Mumbai, July 24: Wipro today met Street estimates by posting a nearly 30 per cent growth in net profit for the first quarter ended June 30 at Rs 2,103 crore against Rs 1,623 crore in the corresponding period of the previous fiscal.
The country’s third-largest software services exporter forecast better days on the back of a stable demand environment and some uptick in discretionary spending in its key market.
The Bangalore-based company forecast that revenues from its IT services business will be in the range of $1.77-1.81 billion for the quarter ending September, a growth of 1.7-4 per cent over the reporting quarter when revenues from IT services stood at $1.74 billion.
Interacting with reporters in Bangalore after declaring the results, T.K. Kurien, executive director & chief executive officer of Wipro, said the demand environment was steady in key markets such as North America. Moreover, there has been an uptick in discretionary spending in some part of its business.

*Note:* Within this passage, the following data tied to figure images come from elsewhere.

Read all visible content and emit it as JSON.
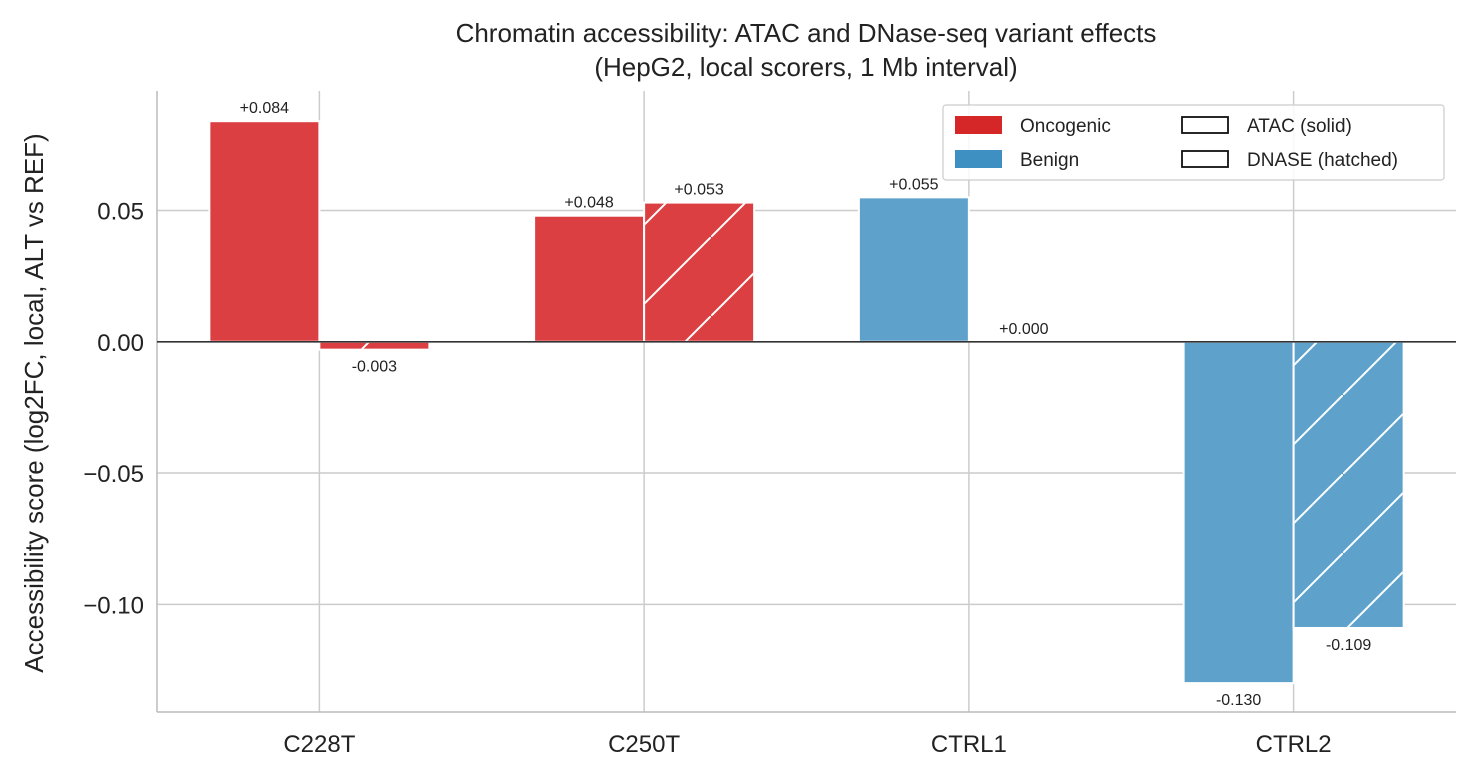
{
  "chart_data": {
    "type": "bar",
    "title": "Chromatin accessibility: ATAC and DNase-seq variant effects",
    "subtitle": "(HepG2, local scorers, 1 Mb interval)",
    "ylabel": "Accessibility score (log2FC, local, ALT vs REF)",
    "xlabel": "",
    "categories": [
      "C228T",
      "C250T",
      "CTRL1",
      "CTRL2"
    ],
    "category_classes": [
      "Oncogenic",
      "Oncogenic",
      "Benign",
      "Benign"
    ],
    "series": [
      {
        "name": "ATAC (solid)",
        "pattern": "solid",
        "values": [
          0.084,
          0.048,
          0.055,
          -0.13
        ],
        "labels": [
          "+0.084",
          "+0.048",
          "+0.055",
          "-0.130"
        ]
      },
      {
        "name": "DNASE (hatched)",
        "pattern": "hatched",
        "values": [
          -0.003,
          0.053,
          0.0,
          -0.109
        ],
        "labels": [
          "-0.003",
          "+0.053",
          "+0.000",
          "-0.109"
        ]
      }
    ],
    "ylim": [
      -0.141,
      0.0955
    ],
    "yticks": [
      0.05,
      0.0,
      -0.05,
      -0.1
    ],
    "ytick_labels": [
      "0.05",
      "0.00",
      "−0.05",
      "−0.10"
    ],
    "grid": true,
    "legend_position": "top-right",
    "legend": {
      "color_entries": [
        {
          "label": "Oncogenic",
          "color": "#d62728"
        },
        {
          "label": "Benign",
          "color": "#3e90c2"
        }
      ],
      "pattern_entries": [
        {
          "label": "ATAC (solid)"
        },
        {
          "label": "DNASE (hatched)"
        }
      ]
    },
    "colors": {
      "Oncogenic": "#d62728",
      "Benign": "#3e90c2",
      "Oncogenic_fill": "#db3f41",
      "Benign_fill": "#5ea2cc"
    }
  }
}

Besides a healthy demand pipeline, the company is confident of growth in the domestic market following the change of power at the Centre.
“We see a significant rise in business confidence in developed markets as well as India. The new government at the Centre has brought about hope and confidence in the minds of all stakeholders through reform pronouncements with fiscal prudence. We expect greater economic activity, including investments in India.” Wipro chairman Azim Premji said.

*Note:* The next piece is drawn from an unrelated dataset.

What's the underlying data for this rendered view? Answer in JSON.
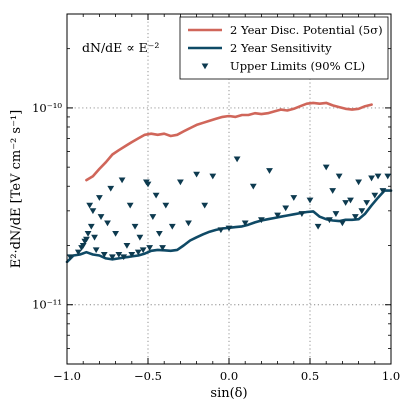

On the company’s performance in the first quarter, Kurien said it saw a strong demand from healthcare and life sciences and an improvement in demand from segments such as manufacturing.
Wipro saw lower margins during the quarter largely because of a salary hike. Margins during the period came down to 22.8 per cent from 24.5 per cent in the preceding quarter.
Wipro raised salaries to the tune of 8 per cent for its offshore employees and 2 per cent for those on site. The IT services segment had 147,452 employees as of June 30 and the company added 35 customers during the quarter.